# Text Classification

In [1]:
import numpy as np
import pandas as pd  
import nltk
from nltk.corpus import stopwords
import gensim 
from sklearn.datasets import fetch_20newsgroups 
from sklearn.model_selection import train_test_split

# Get the data and take a look

In [2]:
categories = ['talk.politics.guns','rec.sport.baseball'] # We focus on 2 news categories
def get_data():
    data = fetch_20newsgroups(subset='all',
                              shuffle=True,
                              categories=categories,
                              remove=('headers', 'footers', 'quotes'))
    return data

In [3]:
# get text data and their labels
dataset = get_data()

corpus, labels = dataset.data, dataset.target

# split training dataset and testing dataset
train_corpus, test_corpus, train_labels, test_labels = train_test_split(corpus,
                                                                        labels,
                                                                        test_size=0.3)

# Prepape features for ML 
### {word2vec}

In [4]:
# tokenize documents for word2vec
tokenized_train = [nltk.word_tokenize(text)
                   for text in train_corpus]
tokenized_test = [nltk.word_tokenize(text)
                   for text in test_corpus]  

In [5]:
# build word2vec model                   
wv_model = gensim.models.Word2Vec(tokenized_train,
                               size=200,                          #set the size or dimension for the word vectors 
                               window=60,                        #specify the length of the window of words taken as context
                               min_count=10,)                   #ignores all words with total frequency lower than                     

In [7]:
def average_word_vectors(words, model, vocabulary, num_features):
    
    feature_vector = np.zeros((num_features,),dtype="float64")
    nwords = 0.
    
    #Stopwords Removal and only keep text data then change to lowercase
    mystopwords = stopwords.words('english')
    new_words = [w.lower() for w in words if w.isalpha() if w.lower() not in mystopwords]
    
    #Use Porter Stemmer 
    porter = nltk.PorterStemmer()
    stem = [porter.stem(w) for w in new_words]
    
    # use POS tages (NN,NNP)
    POS_tags = nltk.pos_tag(stem)
    list_all_none = [word for (word, tag) in POS_tags if tag == 'NN' or tag == 'NNP']
    
    for word in list_all_none:
        if word in vocabulary: 
            nwords = nwords + 1.
            feature_vector = np.add(feature_vector, model[word])
    
    if nwords:
        feature_vector = np.divide(feature_vector, nwords)
        
    return feature_vector 
   

def averaged_word_vectorizer(corpus, model, num_features):
    vocabulary = set(model.wv.index2word)
    features = [average_word_vectors(tokenized_sentence, model, vocabulary, num_features)
                    for tokenized_sentence in corpus]
    return np.array(features)

In [8]:
# averaged word vector features from word2vec
avg_wv_train_features = averaged_word_vectorizer(corpus=tokenized_train,
                                                 model=wv_model,
                                                 num_features=200)                   
avg_wv_test_features = averaged_word_vectorizer(corpus=tokenized_test,
                                                model=wv_model,
                                                num_features=200) 

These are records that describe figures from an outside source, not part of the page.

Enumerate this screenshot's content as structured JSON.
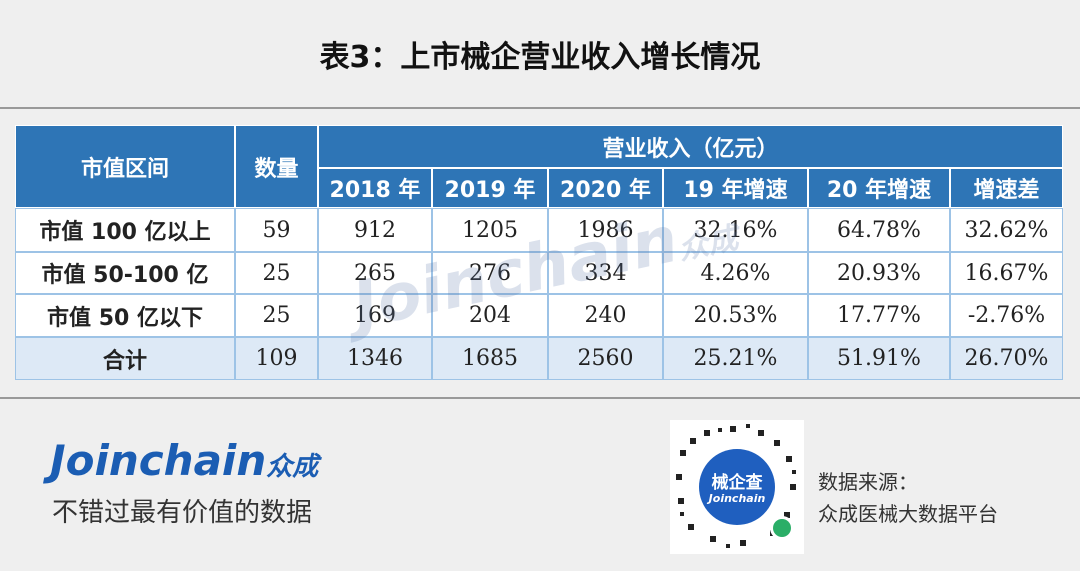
{
  "header": {
    "title": "表3：上市械企营业收入增长情况"
  },
  "table": {
    "columns": {
      "left": [
        "市值区间",
        "数量"
      ],
      "group": "营业收入（亿元）",
      "sub": [
        "2018 年",
        "2019 年",
        "2020 年",
        "19 年增速",
        "20 年增速",
        "增速差"
      ]
    },
    "rows": [
      [
        "市值 100 亿以上",
        "59",
        "912",
        "1205",
        "1986",
        "32.16%",
        "64.78%",
        "32.62%"
      ],
      [
        "市值 50-100 亿",
        "25",
        "265",
        "276",
        "334",
        "4.26%",
        "20.93%",
        "16.67%"
      ],
      [
        "市值 50 亿以下",
        "25",
        "169",
        "204",
        "240",
        "20.53%",
        "17.77%",
        "-2.76%"
      ],
      [
        "合计",
        "109",
        "1346",
        "1685",
        "2560",
        "25.21%",
        "51.91%",
        "26.70%"
      ]
    ]
  },
  "watermark": {
    "brand": "Joinchain",
    "cn": "众成"
  },
  "footer": {
    "logo": "Joinchain",
    "logo_cn": "众成",
    "slogan": "不错过最有价值的数据",
    "qr_title": "械企查",
    "qr_brand": "Joinchain",
    "source_label": "数据来源：",
    "source": "众成医械大数据平台"
  }
}
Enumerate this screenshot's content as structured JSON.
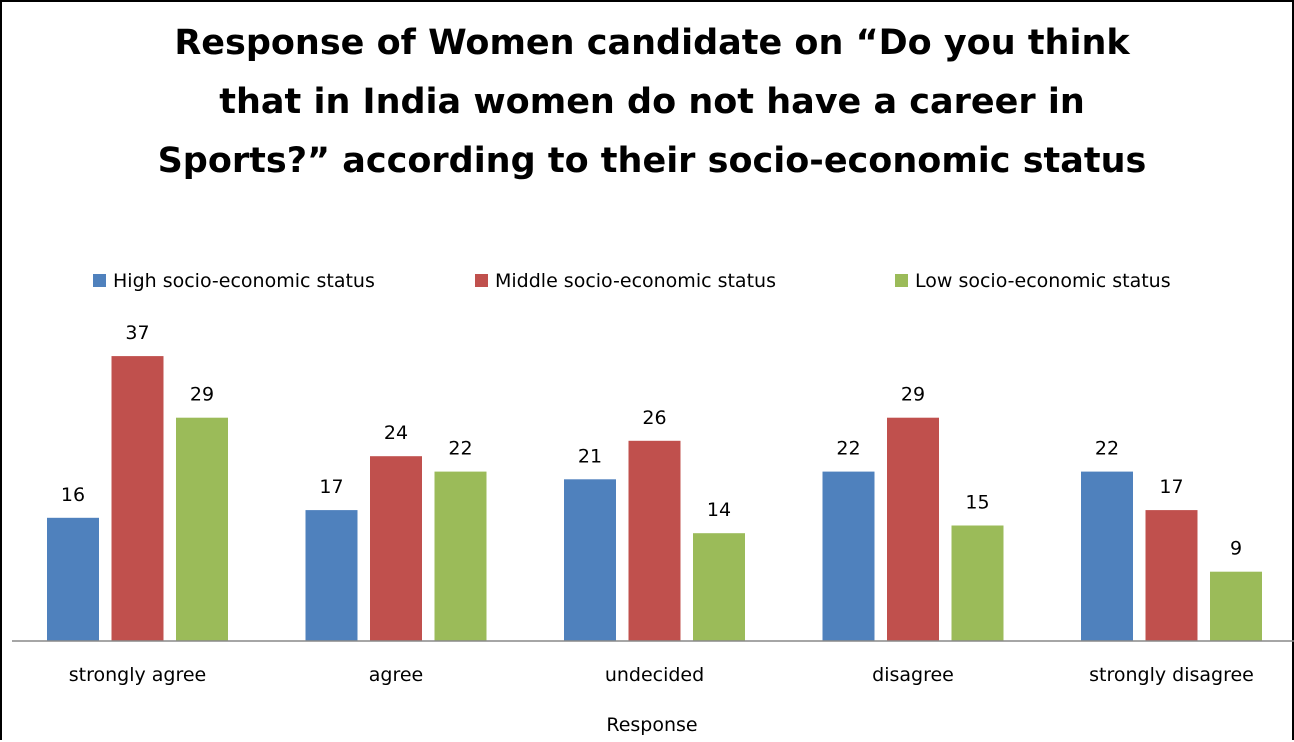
{
  "chart_data": {
    "type": "bar",
    "title": "Response of Women candidate on “Do you think that in India women do not have a career in Sports?” according to their socio-economic status",
    "title_lines": [
      "Response of Women candidate on “Do you think",
      "that in India women do not have a career in",
      "Sports?” according to their socio-economic status"
    ],
    "xlabel": "Response",
    "ylabel": "",
    "categories": [
      "strongly agree",
      "agree",
      "undecided",
      "disagree",
      "strongly disagree"
    ],
    "series": [
      {
        "name": "High socio-economic status",
        "color": "#4F81BD",
        "values": [
          16,
          17,
          21,
          22,
          22
        ]
      },
      {
        "name": "Middle socio-economic status",
        "color": "#C0504D",
        "values": [
          37,
          24,
          26,
          29,
          17
        ]
      },
      {
        "name": "Low  socio-economic status",
        "color": "#9BBB59",
        "values": [
          29,
          22,
          14,
          15,
          9
        ]
      }
    ],
    "ylim": [
      0,
      40
    ],
    "grid": false,
    "legend_position": "top",
    "data_labels": true
  }
}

# Define metrics for evaluation

In [9]:
from sklearn import metrics

# define a function to evaluate our classification models based on four metrics
def get_metrics(true_labels, predicted_labels):
    
    print ('Accuracy:', np.round(                                                    
                        metrics.accuracy_score(true_labels, 
                                               predicted_labels),
                        2))
    print ('Precision:', np.round(
                        metrics.precision_score(true_labels, 
                                               predicted_labels),
                        2))
    print ('Recall:', np.round(
                        metrics.recall_score(true_labels, 
                                               predicted_labels),
                        2))
    print ('F1 Score:', np.round(
                        metrics.f1_score(true_labels, 
                                               predicted_labels),
                        2))

# Define how to train and evaluate classifier

In [10]:
# define a function that trains the model, performs predictions and evaluates the predictions
def train_predict_evaluate_model(classifier, 
                                 train_features, train_labels, 
                                 test_features, test_labels):
    # build model    
    classifier.fit(train_features, train_labels)
    # predict using model
    predictions = classifier.predict(test_features) 
    # evaluate model prediction performance   
    get_metrics(true_labels=test_labels, 
                predicted_labels=predictions)
    return predictions    

# Decision Tree with {word2vec} features

In [16]:
# import and bulid model
from sklearn import tree
clf = tree.DecisionTreeClassifier()

In [17]:
clf_avgwv_predictions = train_predict_evaluate_model(classifier=clf,
                                           train_features=avg_wv_train_features,
                                           train_labels=train_labels,
                                           test_features=avg_wv_test_features,
                                           test_labels=test_labels)

Accuracy: 0.85
Precision: 0.84
Recall: 0.81
F1 Score: 0.82


# SVM with {word2vec} features

In [15]:
from sklearn.linear_model import SGDClassifier
svm = SGDClassifier(loss='hinge', max_iter=100)
svm_avgwv_predictions = train_predict_evaluate_model(classifier=svm,
                                           train_features=avg_wv_train_features,
                                           train_labels=train_labels,
                                           test_features=avg_wv_test_features,
                                           test_labels=test_labels)

Accuracy: 0.81
Precision: 0.74
Recall: 0.91
F1 Score: 0.81